National Socialism: Let's Call a Spade a Spade

I'm banging my head against a wall. I'm thinking about class on Tuesday. How do I go in there and talk about constructing sentences? I don't talk politics in class. My job is to teach English composition. I take that job seriously. I believe in it. ...I want to work on my novel. I want to read poetry... but here we are... we knew Bush Inc. was a fascist cover... now the loin cloth has been ripped off and there it is, in our faces--hairy limp purple veined pulsating impotent--everything but a Nazi tattoo to make it clear what that ugly fist is squeezing in its death grip begging us to suck it back to life.

They want to give the Treasury Department the power to take over any economoc asset--no review, not by congress, not by the courts. So much for Constitutional checks and balances. The biggest single transfer of power to the executive branch ever--the very one's who brought us to this plank tottering over the abyss! State socialism... excuse me, Nationalist Socialism...haven't we heard that label somewhere? And by Bush and his so-called "conservatives! You want to scream for the insanity of it all!

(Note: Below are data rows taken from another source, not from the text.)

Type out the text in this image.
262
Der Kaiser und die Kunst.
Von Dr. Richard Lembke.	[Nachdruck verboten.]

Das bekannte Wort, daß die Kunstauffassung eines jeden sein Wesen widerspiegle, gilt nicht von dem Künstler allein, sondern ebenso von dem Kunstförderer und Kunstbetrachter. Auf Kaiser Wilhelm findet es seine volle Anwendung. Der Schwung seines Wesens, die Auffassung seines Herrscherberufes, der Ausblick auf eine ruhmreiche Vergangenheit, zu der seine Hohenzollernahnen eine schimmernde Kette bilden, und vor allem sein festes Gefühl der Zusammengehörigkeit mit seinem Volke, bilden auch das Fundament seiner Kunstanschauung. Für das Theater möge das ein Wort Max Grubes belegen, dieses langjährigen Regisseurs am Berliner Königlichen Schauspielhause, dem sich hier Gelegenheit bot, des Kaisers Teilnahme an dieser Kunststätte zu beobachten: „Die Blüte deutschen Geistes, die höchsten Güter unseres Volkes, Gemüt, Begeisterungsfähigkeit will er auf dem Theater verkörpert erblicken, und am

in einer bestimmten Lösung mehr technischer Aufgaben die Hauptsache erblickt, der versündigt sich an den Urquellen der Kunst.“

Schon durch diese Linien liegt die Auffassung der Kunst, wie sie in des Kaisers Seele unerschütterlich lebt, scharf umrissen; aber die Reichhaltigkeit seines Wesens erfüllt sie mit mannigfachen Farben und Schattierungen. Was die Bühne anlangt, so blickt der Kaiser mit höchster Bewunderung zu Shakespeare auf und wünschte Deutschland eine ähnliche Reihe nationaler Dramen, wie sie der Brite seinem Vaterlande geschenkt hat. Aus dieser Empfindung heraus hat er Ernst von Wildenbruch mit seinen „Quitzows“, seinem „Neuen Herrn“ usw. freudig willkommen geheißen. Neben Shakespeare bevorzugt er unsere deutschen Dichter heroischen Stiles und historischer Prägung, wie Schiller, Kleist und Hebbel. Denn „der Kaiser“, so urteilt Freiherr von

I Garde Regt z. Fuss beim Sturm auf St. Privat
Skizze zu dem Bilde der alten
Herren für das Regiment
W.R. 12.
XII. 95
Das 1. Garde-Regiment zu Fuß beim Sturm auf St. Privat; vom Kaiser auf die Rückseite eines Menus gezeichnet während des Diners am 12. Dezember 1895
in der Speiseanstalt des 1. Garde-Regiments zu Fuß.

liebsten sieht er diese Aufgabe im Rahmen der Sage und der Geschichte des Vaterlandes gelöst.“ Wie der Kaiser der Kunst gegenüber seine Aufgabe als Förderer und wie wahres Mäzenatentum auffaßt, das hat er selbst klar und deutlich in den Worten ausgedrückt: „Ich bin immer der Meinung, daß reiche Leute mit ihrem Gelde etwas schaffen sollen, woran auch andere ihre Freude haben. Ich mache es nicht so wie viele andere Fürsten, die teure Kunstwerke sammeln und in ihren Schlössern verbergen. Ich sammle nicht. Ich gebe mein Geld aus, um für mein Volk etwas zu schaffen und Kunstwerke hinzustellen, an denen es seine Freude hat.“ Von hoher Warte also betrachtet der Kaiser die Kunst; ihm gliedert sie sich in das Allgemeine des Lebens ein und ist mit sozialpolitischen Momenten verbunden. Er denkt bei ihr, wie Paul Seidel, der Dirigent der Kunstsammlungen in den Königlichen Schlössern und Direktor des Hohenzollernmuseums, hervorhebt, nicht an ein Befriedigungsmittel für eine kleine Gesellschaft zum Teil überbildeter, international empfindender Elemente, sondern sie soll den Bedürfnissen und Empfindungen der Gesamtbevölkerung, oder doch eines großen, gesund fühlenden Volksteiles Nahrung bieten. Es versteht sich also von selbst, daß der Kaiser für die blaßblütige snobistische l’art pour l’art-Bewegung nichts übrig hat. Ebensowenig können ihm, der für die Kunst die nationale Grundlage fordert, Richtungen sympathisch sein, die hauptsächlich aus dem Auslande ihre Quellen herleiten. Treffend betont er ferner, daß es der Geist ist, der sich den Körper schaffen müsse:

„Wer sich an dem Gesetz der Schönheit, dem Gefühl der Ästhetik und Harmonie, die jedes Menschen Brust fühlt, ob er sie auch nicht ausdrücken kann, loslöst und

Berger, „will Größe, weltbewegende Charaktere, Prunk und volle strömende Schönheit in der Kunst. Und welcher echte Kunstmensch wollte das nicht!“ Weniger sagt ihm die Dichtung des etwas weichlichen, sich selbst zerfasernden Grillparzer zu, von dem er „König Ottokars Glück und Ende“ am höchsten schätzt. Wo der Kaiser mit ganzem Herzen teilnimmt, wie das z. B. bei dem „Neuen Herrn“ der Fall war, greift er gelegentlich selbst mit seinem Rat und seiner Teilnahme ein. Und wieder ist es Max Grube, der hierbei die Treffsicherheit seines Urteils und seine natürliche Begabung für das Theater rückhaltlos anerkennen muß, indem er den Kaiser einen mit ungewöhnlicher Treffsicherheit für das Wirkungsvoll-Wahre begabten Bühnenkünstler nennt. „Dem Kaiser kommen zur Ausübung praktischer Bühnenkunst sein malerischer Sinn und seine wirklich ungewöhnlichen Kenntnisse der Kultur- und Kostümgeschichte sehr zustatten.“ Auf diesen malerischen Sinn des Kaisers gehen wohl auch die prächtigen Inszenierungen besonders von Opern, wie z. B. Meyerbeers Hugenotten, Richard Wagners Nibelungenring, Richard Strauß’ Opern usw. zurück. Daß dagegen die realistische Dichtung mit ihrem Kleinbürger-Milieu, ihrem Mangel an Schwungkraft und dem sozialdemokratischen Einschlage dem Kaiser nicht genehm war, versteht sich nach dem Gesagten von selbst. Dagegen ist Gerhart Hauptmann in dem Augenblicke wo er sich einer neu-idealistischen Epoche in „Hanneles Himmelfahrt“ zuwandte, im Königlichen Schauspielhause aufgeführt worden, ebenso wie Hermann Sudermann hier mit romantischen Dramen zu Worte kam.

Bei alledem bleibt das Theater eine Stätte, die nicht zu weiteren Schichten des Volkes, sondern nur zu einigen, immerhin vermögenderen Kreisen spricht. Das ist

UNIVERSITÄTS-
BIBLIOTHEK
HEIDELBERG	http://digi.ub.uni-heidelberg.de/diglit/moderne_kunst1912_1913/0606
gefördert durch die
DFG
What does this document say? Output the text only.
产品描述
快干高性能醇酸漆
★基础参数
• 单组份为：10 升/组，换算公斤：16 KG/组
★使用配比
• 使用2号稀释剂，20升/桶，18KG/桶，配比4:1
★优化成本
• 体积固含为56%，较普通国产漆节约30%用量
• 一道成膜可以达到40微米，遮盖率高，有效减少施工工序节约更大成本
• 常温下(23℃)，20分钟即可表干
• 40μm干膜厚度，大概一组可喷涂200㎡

And who... or what.. is a heart beat away from becoming president if the yahoos win? A willfully ignorant narcisist, a version of Bush in skirt and steroids--who thinks her grandfather kept a T-Rex in the back yard to guard his cave!

Here's Stirling Newberry:
It would give Paulson not only the power to buy assets, but put terms in place which would make legal investigation of those arrangements impossible, and these contracts could not be questioned in a court of law. It is the Authorization for Use of Military Force, Protect America Act, and war spending votes all rolled into one. Having seen that it cannot assume the unitary executive since the Supreme Court rejected it, they are now turning to Article III to get a trembling Congress to accept it. There is a crisis, but there is no catastrophe. Even when the physical nexus of the financial world was directly attacked, there was no need for this kind of unlimited spending power.

[...]

This is not a financial crisis in the end, as the Paulson Proposal shows, but a constitutional moment, where the very mandate of government is in play. Paulson wants the tax payer to be the fool of last resort, the group of people stupid enough to buy things that no one else on the planet is stupid enough to buy.


Okay, let's listen to an economist... a sober voice. We need the comforting voice of reason in these trying times. Here's Paul Krugman (are you digging your foxhole yet? there's no time to waste...

HERE

We are not without hope. The blowback is beginning. Obama has rejected the proposal as offered in a seven point plan offered in NC this afternoon and Pelosi, after a conference call with Obaman, both Clintons and others, has announced that congress could not accept writing a blank check.